OVERLAND PARK, Kan. (AP) — Prosecutors have enough evidence to pursue hate-crime charges in the shooting spree that killed three people at a Jewish community center and retirement complex near Kansas City, authorities said Monday, a day after the attack.
Frazier Glenn Cross of Aurora, Mo., a known white supremacist, has not been formally charged in the slayings, but officials said more information about charges was expected Tuesday. Federal prosecutors were moving to put the case before a grand jury.
Police suspect Cross fatally shot two people Sunday afternoon in the parking lot behind the Jewish Community Center of Greater Kansas City, then drove to a retirement community where he shot a third person. He was arrested in an elementary school parking lot.
"We have unquestionably determined through the work of law enforcement that this was a hate crime," Overland Park Police Chief John Douglass said, refusing to elaborate on the evidence.
Cross, a former Ku Klux Klan leader who was once the subject of a nationwide manhunt, was being held at the Johnson County jail on a preliminary charge of first-degree murder.
Douglass said the suspect made several statements to police, "but it's too early to tell you what he may or may not have said" during the attacks. He also said it was too early in the investigation to determine whether Cross had an anti-Semitic motive. The Jewish festival of Passover begins Monday evening.
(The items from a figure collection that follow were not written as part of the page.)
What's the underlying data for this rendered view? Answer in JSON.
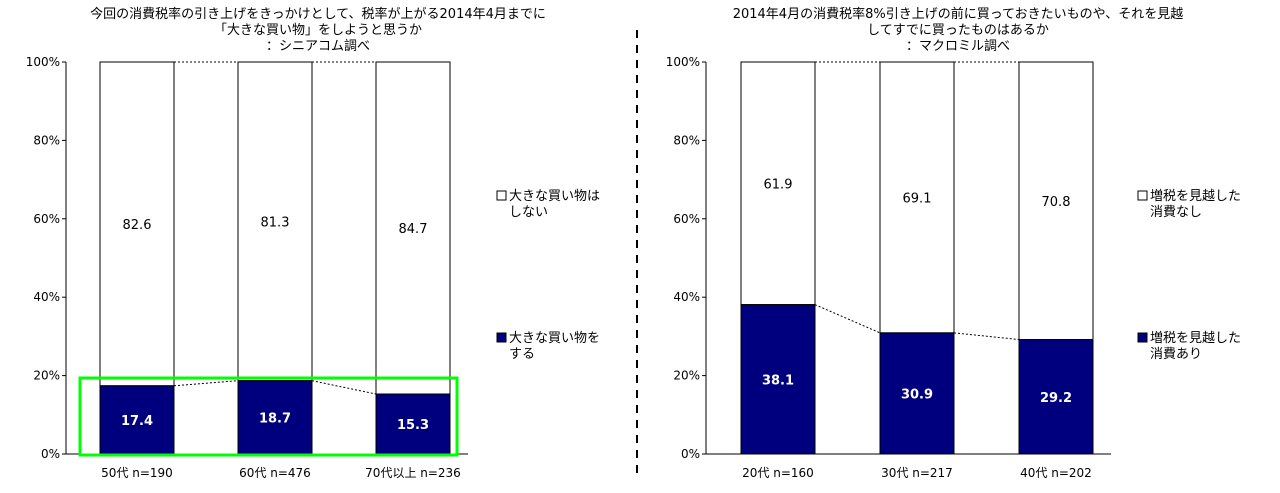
{
  "colors": {
    "navy": "#00007f",
    "highlight": "#00ff00",
    "axis": "#000000"
  },
  "chart_data": [
    {
      "type": "bar",
      "stacked": true,
      "title_lines": [
        "今回の消費税率の引き上げをきっかけとして、税率が上がる2014年4月までに",
        "「大きな買い物」をしようと思うか",
        "：シニアコム調べ"
      ],
      "yticks": [
        "0%",
        "20%",
        "40%",
        "60%",
        "80%",
        "100%"
      ],
      "ylim": [
        0,
        100
      ],
      "categories": [
        "50代 n=190",
        "60代 n=476",
        "70代以上 n=236"
      ],
      "series": [
        {
          "name": "大きな買い物をする",
          "name_lines": [
            "大きな買い物を",
            "する"
          ],
          "values": [
            17.4,
            18.7,
            15.3
          ],
          "labels": [
            "17.4",
            "18.7",
            "15.3"
          ]
        },
        {
          "name": "大きな買い物はしない",
          "name_lines": [
            "大きな買い物は",
            "しない"
          ],
          "values": [
            82.6,
            81.3,
            84.7
          ],
          "labels": [
            "82.6",
            "81.3",
            "84.7"
          ]
        }
      ],
      "legend_position": "right",
      "highlight_box": true
    },
    {
      "type": "bar",
      "stacked": true,
      "title_lines": [
        "2014年4月の消費税率8%引き上げの前に買っておきたいものや、それを見越",
        "してすでに買ったものはあるか",
        "：マクロミル調べ"
      ],
      "yticks": [
        "0%",
        "20%",
        "40%",
        "60%",
        "80%",
        "100%"
      ],
      "ylim": [
        0,
        100
      ],
      "categories": [
        "20代 n=160",
        "30代 n=217",
        "40代 n=202"
      ],
      "series": [
        {
          "name": "増税を見越した消費あり",
          "name_lines": [
            "増税を見越した",
            "消費あり"
          ],
          "values": [
            38.1,
            30.9,
            29.2
          ],
          "labels": [
            "38.1",
            "30.9",
            "29.2"
          ]
        },
        {
          "name": "増税を見越した消費なし",
          "name_lines": [
            "増税を見越した",
            "消費なし"
          ],
          "values": [
            61.9,
            69.1,
            70.8
          ],
          "labels": [
            "61.9",
            "69.1",
            "70.8"
          ]
        }
      ],
      "legend_position": "right",
      "highlight_box": false
    }
  ]
}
SITE, a U.S.-based terror monitoring group, described the suspect as a known and vocal anti-Semite who frequently calls for genocide against Jews.
Police said the attacks happened within minutes. The gunman shot two people in the parking lot behind the Jewish Community Center of Greater Kansas City. He then drove a few blocks to a retirement community, Village Shalom, and gunned down a woman or girl there, Douglass said. Officers arrested him in an elementary school parking lot soon after.